Inverse trigonometric functions allow us to determine angles when given a trigonometric ratio. They are the reverse operations of the basic trigonometric functions such as sine, cosine, and tangent. Instead of finding a trigonometric ratio from an angle, inverse functions let us find an angle from a ratio.

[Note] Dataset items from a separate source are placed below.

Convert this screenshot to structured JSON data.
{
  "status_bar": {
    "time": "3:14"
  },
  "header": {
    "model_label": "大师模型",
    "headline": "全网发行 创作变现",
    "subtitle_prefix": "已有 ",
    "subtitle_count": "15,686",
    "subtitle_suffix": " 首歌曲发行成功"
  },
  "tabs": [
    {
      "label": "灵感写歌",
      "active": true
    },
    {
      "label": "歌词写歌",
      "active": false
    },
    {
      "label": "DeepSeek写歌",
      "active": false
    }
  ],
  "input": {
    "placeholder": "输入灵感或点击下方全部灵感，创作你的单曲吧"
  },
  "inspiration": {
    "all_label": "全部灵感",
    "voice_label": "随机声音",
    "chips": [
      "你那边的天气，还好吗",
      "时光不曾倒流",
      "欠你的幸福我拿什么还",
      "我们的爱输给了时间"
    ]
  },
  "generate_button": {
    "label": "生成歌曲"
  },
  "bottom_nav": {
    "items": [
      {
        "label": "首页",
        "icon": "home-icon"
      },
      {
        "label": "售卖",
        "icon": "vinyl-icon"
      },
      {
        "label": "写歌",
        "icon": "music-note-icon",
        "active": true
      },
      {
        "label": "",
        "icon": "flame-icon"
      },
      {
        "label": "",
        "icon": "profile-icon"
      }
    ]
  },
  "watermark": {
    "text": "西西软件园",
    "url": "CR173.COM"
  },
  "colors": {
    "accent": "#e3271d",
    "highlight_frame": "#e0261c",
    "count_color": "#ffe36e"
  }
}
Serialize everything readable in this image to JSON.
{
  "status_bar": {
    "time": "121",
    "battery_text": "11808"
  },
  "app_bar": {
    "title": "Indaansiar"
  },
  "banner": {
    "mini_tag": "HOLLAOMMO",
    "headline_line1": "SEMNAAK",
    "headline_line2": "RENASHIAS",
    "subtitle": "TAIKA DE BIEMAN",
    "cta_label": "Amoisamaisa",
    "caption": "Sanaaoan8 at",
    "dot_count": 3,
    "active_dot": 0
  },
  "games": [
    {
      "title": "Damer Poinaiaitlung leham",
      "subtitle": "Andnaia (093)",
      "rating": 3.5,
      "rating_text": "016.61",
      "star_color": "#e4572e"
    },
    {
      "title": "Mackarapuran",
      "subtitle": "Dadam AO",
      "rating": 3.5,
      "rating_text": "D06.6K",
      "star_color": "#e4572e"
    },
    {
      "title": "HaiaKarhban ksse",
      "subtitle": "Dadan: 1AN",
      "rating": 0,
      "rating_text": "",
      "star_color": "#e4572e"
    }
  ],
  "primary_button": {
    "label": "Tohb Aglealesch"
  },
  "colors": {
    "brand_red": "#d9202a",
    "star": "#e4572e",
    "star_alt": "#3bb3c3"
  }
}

For example:

• \( \sin^{-1}(x) \) represents the angle whose sine is \( x \).
• \( \cos^{-1}(x) \) represents the angle whose cosine is \( x \).
• \( \tan^{-1}(x) \) represents the angle whose tangent is \( x \).

The equation in our exercise involves \( \cot^{-1} \) and \( \tan^{-1} \). Because \( \cot^{-1}(y) \) and \( \tan^{-1}(x) \) are angle expressions, they follow the identity: if \( \tan^{-1}(x) + \tan^{-1}(y) = \frac{\pi}{2} \), then \( xy = 1 \). This property is crucial for solving equations where these functions appear. By understanding the nature of these inverse functions, we can tackle problems more effectively.

Trigonometric identities are equations involving trigonometric functions that are true for every value of the involved variables. They are crucial in simplifying expressions and solving trigonometric equations. A well-known identity used in our current problem is the sine-cosine relation, where \( \sin(\theta) = \cos(\frac{\pi}{2} - \theta) \). This allows us to express sine functions in terms of cosine, facilitating easier comparison.In the context of the problem, combining this identity with the properties of inverse functions gives us:

• \( \sin[\cot^{-1}(1+x)] = \cos[\frac{\pi}{2} - \tan^{-1}(x)] \)

By understanding trigonometric identities, the equality of the sine and cosine functions can be translated into a solvable equation, highlighting the importance of these fundamental mathematical tools in problem-solving.

Solving trigonometric equations often involves setting equivalent expressions equal to each other to solve for the unknown variable. In our exercise, we're given \[ \tan^{-1}\left(\frac{1}{1+x}\right) + \tan^{-1}(x) = \frac{\pi}{2} \]This step leads us to use the identity \( \tan^{-1}(a) + \tan^{-1}(b) = \frac{\pi}{2} \) whenever \( ab = 1 \).Following this principle, we have:

• \( \frac{1}{1+x} \cdot x = 1 \)
• Solving \( 1 + x = x \), which simplifies to \( x = 0 \).

Ensuring every step is checked is essential. Substituting back to the original equations verifies consistency, confirming that the solution satisfies the equation. This method of solving equations requires careful manipulation of identities and properties of trigonometric functions.